Lessons from training models

UPDATES

9/2/26: Amend typos

Half-way through my MSc, and here are some notes from going from software development to computer vision research. Some things to expect, and some things that you should consider if you want to do this as well.

Minimise the iteration loop as much as you can

Use a small train and validation dataset. 100 samples is enough for dev purposes, but you will want more for the real thing. You want just enough to be able to test your training runs in a notebook quickly.
The REPL is your friend. I use Jupyter Notebooks to do this. A script is like programming a synth, but a REPL is actually playing it.
You will need to write scripts at some point, as Jupyter does time out after a while.

You don't need to make massive models

Not wanting to spoil anything, but my research so far (using a dataset of pigs feeding from a trough) suggests that you don't need massive models to get state-of-the-art performance. Careful consideration of your data, augmentation, and tinkering is better than just finding the biggest model.

Trade-offs

A big model may well be more accurate, but can you deploy it? A big Vision Transformer model may well work on your compute cluster, but it rapidly fills the memory of a smartphone when inferring stuff, and it won't work at video rate. Accuracy in model isn't everything. A 95% accurate State-of-the-Art model might work on cluster but if it's unusable in the field, it is 95% accurate 0% of the time.

Hardware is important

You don't want to have to wait until space on the cluster becomes available. If you can, run things locally, or do what I do and have an AI server at your disposal. Having your own hardware massively increases your flexibility.

I have a Dell OptiPlex with some RTX enterprise graphics card with 16GB of VRAM. This is plenty for what I use it for. I put Tailscale on it so I can access it anywhere.

Know your infra!
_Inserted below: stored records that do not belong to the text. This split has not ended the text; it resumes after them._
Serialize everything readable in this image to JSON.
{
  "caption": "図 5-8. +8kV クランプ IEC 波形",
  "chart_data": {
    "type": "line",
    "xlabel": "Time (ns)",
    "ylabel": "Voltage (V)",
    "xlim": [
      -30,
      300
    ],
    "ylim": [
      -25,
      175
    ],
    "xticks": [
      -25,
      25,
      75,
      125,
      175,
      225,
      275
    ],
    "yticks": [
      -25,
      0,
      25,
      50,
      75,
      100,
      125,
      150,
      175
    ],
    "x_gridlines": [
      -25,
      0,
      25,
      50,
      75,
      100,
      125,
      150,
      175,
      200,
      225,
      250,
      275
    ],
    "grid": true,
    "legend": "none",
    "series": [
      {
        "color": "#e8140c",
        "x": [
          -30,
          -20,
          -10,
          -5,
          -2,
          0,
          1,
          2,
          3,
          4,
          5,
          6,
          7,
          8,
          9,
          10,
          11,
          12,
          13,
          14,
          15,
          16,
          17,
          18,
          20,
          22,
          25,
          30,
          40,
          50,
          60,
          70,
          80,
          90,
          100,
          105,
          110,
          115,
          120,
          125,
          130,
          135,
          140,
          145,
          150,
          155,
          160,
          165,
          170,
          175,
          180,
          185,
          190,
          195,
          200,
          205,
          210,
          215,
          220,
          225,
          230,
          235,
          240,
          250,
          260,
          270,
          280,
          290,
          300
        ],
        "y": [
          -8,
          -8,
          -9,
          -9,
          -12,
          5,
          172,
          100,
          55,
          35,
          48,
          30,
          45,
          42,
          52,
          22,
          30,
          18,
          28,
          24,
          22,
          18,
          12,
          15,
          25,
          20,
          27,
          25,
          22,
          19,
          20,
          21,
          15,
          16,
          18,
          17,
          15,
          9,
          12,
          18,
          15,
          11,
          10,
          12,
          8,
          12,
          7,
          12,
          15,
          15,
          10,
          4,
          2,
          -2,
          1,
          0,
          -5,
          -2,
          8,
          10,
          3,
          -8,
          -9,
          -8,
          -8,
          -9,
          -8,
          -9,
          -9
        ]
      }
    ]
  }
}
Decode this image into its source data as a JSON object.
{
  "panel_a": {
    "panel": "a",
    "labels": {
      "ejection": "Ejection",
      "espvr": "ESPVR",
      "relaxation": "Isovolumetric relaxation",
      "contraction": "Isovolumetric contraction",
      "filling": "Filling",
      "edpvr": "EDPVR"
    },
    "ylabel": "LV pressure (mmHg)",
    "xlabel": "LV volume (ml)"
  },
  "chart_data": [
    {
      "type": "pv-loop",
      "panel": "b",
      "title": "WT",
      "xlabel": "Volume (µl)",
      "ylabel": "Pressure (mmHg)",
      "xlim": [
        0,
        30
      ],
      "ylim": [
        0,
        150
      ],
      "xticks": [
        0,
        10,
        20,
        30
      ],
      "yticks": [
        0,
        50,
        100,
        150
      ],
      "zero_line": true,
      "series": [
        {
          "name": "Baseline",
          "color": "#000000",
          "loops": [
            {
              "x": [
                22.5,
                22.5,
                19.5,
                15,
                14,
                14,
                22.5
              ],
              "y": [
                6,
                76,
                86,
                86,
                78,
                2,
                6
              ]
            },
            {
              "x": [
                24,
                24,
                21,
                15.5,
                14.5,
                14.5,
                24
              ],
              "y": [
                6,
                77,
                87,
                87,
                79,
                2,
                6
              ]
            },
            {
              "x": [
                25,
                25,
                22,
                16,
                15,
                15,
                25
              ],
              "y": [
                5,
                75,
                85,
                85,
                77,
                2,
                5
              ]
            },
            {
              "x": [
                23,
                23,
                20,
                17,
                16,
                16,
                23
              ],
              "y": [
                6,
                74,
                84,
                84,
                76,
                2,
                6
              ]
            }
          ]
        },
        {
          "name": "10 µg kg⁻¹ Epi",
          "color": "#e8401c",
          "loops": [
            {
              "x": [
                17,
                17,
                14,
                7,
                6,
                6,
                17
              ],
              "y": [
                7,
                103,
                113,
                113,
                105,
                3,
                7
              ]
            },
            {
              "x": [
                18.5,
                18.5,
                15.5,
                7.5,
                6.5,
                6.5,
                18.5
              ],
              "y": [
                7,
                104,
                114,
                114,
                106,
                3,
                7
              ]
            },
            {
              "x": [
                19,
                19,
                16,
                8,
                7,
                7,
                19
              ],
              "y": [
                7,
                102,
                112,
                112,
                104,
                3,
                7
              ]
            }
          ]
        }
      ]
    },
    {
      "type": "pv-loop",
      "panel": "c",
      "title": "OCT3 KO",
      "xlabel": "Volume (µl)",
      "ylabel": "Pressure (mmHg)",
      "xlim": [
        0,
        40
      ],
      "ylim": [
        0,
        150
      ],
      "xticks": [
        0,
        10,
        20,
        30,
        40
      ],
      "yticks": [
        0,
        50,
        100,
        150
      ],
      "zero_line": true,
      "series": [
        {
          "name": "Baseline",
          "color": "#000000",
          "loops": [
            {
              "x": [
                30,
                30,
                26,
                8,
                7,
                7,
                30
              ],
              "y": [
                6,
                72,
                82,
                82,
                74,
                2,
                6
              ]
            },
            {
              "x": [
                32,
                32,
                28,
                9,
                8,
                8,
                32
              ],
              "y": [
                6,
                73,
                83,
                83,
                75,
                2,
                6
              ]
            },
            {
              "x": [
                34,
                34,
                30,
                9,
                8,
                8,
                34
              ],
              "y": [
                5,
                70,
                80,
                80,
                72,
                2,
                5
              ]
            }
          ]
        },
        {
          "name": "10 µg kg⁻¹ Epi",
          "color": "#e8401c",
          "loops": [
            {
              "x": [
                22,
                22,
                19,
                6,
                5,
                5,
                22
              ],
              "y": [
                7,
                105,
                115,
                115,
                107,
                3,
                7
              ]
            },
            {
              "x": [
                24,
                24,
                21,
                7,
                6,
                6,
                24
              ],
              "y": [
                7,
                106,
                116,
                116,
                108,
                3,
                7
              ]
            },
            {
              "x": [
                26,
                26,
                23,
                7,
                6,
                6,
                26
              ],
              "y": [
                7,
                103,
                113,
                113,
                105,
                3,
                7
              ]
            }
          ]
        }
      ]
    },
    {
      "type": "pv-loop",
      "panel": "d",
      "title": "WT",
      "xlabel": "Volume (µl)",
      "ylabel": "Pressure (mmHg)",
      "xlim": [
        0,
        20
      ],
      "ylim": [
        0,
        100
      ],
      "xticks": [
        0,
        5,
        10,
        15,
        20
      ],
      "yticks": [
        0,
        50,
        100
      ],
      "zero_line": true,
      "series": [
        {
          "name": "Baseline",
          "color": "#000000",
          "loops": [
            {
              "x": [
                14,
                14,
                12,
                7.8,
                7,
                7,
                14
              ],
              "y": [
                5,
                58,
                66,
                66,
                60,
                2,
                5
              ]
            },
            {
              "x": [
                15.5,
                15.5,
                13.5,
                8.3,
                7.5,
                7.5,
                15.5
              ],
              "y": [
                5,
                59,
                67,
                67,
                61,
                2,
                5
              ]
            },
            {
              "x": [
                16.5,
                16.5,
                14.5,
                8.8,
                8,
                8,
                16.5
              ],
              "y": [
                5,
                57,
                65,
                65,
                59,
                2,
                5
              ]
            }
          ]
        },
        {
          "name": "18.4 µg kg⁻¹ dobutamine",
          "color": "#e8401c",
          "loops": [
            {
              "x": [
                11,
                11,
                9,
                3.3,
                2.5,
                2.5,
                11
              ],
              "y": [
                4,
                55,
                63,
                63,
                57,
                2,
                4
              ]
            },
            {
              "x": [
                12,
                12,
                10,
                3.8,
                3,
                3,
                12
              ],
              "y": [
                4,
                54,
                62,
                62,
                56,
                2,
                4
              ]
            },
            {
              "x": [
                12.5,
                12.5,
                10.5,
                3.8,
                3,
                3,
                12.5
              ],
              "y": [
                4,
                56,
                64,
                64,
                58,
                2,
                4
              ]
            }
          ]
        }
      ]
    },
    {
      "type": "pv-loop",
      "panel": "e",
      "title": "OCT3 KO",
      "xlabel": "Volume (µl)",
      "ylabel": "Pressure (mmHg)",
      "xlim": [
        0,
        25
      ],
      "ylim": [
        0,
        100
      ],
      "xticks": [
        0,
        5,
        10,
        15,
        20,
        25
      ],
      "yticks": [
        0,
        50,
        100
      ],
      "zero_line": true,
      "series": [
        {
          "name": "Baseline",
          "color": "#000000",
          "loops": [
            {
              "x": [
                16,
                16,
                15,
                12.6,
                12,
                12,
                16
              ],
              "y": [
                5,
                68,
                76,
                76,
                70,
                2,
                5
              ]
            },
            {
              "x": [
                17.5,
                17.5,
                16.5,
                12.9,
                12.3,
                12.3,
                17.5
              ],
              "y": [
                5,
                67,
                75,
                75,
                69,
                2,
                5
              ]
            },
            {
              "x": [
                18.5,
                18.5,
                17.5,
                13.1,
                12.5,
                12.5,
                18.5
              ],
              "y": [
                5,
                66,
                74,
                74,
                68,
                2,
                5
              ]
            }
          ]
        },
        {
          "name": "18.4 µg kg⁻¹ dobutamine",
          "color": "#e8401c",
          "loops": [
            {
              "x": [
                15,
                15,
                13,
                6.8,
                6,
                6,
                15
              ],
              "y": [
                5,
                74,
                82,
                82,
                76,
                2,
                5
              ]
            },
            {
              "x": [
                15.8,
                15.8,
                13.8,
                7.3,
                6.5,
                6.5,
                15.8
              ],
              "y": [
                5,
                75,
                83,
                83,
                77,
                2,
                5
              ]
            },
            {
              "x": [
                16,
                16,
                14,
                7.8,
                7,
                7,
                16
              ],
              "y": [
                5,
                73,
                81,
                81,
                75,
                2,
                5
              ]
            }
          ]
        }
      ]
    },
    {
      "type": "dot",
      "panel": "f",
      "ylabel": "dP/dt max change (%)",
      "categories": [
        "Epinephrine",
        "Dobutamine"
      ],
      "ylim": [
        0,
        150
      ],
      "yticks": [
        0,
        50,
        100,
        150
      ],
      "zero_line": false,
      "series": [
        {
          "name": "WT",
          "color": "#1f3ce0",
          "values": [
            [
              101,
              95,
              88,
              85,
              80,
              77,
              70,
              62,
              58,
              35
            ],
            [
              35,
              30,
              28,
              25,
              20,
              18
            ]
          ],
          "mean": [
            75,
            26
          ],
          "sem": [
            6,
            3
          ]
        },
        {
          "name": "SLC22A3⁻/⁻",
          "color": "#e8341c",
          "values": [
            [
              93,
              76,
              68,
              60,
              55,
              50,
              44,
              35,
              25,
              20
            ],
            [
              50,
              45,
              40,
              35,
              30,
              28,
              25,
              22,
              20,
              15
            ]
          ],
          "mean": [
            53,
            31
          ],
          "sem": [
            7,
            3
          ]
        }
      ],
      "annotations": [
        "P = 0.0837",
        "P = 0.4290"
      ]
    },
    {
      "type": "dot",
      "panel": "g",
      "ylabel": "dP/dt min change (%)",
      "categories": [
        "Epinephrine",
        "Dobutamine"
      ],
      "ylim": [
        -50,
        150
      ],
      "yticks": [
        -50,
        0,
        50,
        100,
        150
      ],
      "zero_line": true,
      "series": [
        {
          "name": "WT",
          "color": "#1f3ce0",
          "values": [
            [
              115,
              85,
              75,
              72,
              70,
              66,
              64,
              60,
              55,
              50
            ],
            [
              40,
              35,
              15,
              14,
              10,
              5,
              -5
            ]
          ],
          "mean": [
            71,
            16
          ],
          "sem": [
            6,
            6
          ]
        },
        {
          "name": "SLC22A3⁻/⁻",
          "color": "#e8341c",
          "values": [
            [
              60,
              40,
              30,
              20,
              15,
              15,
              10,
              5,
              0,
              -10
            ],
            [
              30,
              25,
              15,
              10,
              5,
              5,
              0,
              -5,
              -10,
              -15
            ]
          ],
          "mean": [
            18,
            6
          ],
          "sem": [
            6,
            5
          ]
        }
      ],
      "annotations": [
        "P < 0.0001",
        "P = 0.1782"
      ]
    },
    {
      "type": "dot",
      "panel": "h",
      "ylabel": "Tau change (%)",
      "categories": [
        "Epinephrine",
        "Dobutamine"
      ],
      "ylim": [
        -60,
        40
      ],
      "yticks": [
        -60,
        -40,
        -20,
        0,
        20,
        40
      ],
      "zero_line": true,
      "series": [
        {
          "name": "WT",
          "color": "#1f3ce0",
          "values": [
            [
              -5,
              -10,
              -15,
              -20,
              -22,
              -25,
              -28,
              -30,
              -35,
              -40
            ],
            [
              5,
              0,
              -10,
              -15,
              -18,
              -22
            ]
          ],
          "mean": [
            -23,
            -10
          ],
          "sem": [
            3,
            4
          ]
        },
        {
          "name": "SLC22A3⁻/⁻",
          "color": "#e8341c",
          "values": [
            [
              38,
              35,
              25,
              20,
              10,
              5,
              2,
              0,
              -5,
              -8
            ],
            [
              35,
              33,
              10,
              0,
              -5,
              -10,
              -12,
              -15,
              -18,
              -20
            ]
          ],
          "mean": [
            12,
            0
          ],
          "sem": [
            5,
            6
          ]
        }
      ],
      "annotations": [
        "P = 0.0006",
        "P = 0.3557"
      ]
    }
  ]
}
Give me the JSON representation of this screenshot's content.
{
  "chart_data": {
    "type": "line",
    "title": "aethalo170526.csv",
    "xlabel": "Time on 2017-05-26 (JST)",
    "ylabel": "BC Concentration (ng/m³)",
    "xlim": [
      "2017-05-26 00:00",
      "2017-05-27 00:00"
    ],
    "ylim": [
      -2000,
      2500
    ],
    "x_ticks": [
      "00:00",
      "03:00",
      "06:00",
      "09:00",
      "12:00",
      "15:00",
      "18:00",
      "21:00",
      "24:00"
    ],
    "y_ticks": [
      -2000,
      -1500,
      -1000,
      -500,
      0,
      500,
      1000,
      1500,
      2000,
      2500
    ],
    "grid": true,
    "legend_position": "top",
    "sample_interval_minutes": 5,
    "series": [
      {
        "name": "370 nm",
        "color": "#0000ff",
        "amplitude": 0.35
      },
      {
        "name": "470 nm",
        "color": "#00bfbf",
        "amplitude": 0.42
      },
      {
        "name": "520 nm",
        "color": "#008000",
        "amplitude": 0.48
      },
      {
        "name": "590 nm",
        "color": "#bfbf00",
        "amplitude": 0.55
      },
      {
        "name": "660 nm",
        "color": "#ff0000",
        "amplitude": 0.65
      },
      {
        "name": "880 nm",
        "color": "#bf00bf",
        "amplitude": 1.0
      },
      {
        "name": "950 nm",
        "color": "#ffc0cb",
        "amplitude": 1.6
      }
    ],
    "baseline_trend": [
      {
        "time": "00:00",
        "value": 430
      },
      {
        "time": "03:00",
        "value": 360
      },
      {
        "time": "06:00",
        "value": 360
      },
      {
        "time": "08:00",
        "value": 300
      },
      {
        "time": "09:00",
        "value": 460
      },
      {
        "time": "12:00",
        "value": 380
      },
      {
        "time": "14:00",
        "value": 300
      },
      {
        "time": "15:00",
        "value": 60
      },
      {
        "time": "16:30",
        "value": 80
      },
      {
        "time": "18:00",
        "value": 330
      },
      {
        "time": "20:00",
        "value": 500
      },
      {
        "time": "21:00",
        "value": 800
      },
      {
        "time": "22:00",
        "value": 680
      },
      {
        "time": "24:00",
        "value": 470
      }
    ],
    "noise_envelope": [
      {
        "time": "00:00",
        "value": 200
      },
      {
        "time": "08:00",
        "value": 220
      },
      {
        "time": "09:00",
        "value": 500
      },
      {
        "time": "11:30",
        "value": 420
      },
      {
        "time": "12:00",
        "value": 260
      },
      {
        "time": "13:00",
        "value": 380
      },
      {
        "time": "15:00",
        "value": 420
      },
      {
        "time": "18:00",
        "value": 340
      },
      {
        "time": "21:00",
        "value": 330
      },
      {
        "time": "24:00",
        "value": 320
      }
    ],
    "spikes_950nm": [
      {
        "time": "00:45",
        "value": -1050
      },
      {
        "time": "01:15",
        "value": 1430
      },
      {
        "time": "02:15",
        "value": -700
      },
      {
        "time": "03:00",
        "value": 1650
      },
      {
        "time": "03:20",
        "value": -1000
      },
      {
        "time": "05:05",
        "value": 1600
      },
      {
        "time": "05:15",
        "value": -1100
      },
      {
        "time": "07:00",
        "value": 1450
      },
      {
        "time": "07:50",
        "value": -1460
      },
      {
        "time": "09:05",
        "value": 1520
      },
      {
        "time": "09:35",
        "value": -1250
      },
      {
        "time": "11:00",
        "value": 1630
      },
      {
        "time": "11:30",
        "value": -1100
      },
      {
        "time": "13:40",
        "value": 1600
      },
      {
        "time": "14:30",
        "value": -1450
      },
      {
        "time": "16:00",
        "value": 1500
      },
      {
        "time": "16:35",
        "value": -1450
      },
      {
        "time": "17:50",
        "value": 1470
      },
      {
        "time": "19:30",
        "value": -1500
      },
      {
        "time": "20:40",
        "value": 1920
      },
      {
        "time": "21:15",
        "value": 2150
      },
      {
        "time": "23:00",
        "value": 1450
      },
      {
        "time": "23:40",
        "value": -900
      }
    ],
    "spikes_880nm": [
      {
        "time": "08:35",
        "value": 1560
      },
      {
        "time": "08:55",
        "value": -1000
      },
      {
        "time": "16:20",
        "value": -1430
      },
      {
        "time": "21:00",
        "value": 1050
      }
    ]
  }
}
You should know your SSH, and the wonderful things that it gives you. sshfs is like manna from heaven in that I don't have to send things to myself, I can just mount the box's home directory to my laptop's /mnt and I can browse results (and even edit code) from there.

Have a mental framework for your models

If I'm evaluating a lot of models, I want them to look more or less the same. Chiefly: I want them to have a freeze function for disabling grad on layers, and a reset function to reset trained layers.

Here's one I made earlier.

def reset_linear(layer):
    def reset_fn(module):
        if isinstance(module, torch.nn.Linear):
            torch.nn.init.xavier_uniform_(module.weight.data)
    layer.apply(reset_fn)


class MobileNetV3Large(torch.nn.Module):
    def __init__(self, n_outputs):
        super().__init__()
        self.model = models.mobilenet_v3_large(pretrained=True)
        self.model.classifier[3] = torch.nn.Linear(1280, n_outputs)

    def forward(self, x):
        x = self.model(x)
        return x

    def freeze(self):
        for param in self.model.parameters(): param.requires_grad = False
        for param in self.model.classifier.parameters(): param.requires_grad = True

    def reset_parameters(self):
        reset_linear(self.model.classifier)


dataset = load_data()

m = MobileNetV3Large(5) # for five output classes
m.freeze()
m.reset_parameters()

trained_model = train(m, dataset, epochs=10)

Disable your linter

I found linters to be such an annoyance when developing things solo that I turn them off. Similar to type-checking. Training code is rarely prod code, and while the platonic ideal is 100% linting and 100% type coverage, it takes ages to get your type checker to play ball. When this is prod code, it'll be rewritten anyway.

Adopt a functional programming style

AI work is taxing on your brain, so take the load off by adopting a functional programming style.

Once you're comfortable with functions on structs over methods on objects, you'll find that you're able to keep state in your head at an abstract level.

Note that this conflicts with the above example. Sometimes it's necessary to summon the OOP demon, but this is the price paid as the OOP demon abstracts some details away.

Check your stats

I keep a copy of TensorBoard open when I operate a training run. I do this to check for when the loss doesn't reduce any further, and for fun patterns in the statistics.

I found an annoying bug in my K-Fold Validation script after I noticed that the accuracy would only ever increase across folds, implying some leftover weights were being carried over between folds.

Export to ONNX

Once you're done, export to ONNX. The default Torch format is a Pickle, which can execute code on load via __repr__. Don't do that! Export to ONNX. Although I hear good things about Safetensors.